The breast cancer survival

Time, women feel they have made it through treatment and their energy is coming back. As you are curious about when you can feel something like normal sexual desire.

It is rare that this is a problem during treatment or even three or six months after treatment ends. But at the time when women are being monitored less frequently and visits to their oncologists are less frequent, they begin to start asking, "What shall I do with the fact that it hurts when we try to have sex? I did not know that chemotherapy can make there sandpaper (dry). And I can see how disappointed he is and now weekday times we try. "

But I just I have no desire. Why does not my oncologist told me that chemotherapy can launch into premature menopause? "
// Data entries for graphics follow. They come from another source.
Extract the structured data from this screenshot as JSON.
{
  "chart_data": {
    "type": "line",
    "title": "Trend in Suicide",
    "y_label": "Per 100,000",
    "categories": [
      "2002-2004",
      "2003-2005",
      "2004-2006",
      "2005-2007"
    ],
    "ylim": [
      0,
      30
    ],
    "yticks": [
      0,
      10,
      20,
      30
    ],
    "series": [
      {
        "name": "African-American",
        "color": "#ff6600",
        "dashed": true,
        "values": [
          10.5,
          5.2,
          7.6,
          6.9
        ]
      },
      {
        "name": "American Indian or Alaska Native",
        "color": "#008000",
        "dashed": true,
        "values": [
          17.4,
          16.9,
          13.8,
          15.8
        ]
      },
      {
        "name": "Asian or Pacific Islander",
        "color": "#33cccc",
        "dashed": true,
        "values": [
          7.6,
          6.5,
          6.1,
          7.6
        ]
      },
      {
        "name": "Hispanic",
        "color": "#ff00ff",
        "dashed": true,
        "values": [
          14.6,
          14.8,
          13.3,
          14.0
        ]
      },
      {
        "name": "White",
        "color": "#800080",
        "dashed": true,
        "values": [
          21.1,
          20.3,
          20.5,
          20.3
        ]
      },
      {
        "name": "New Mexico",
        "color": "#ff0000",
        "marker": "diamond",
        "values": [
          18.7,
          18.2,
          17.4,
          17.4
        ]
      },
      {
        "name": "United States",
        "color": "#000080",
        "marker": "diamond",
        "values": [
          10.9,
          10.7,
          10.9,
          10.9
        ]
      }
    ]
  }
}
The most common question after cancer treatment
You can ask your doctor what the normal course of events is expected with a person about your age and get the kind of cancer treatment. Doctors know that the most common question asked after treatment when the sexual desire will come back, so you will have information for you.

Now what do we do?
After obtaining a satisfactory response, then it is a priority to spend time alone with your partner. In other words, a commitment that cares enough to each other that the time to defend against everything else. Saying "no" to everything else as the "together time" approaches, organize some kind of transition from their normal working hours so that nothing interferes with the intent or mood. Turn off your cell phone. Do not even bother with dinner - eat a snack first and close the bedroom door so that children and pets will give you privacy.

Start with something that feels good, like taking a shower or bath together. Just enjoy the warm water and gently wash each other - nothing fancy, since this is not a prelude to sex. Then dry each other and carry out some lotion in the room with you. One of the found face down comfortably in bed while the other is heated a little lotion on your hands and starts a very light massage.

To begin, gently touching the top of the head and work down toward your feet, without touching the breasts or genitals. You're just cuddling, stroking and touching with hands on bare skin. When finished, one hand around the other. Then the person who has been making contact comes to bed and become the person being touched. You may also want to put some music and perhaps try a candle and a glass of wine, if desired.

The aim is to be very smooth, no expectations, not performance. Only the experience of being with each other. And while you are being touched, let yourself receive. Do not talk. Just enjoy the sensations.

It's just having a quiet moment at home together. It is intended to continue having sex, but serve as a good starting point for a couple who are trying to heal and feel less anxious than the first stirrings of sexual desire can emerge.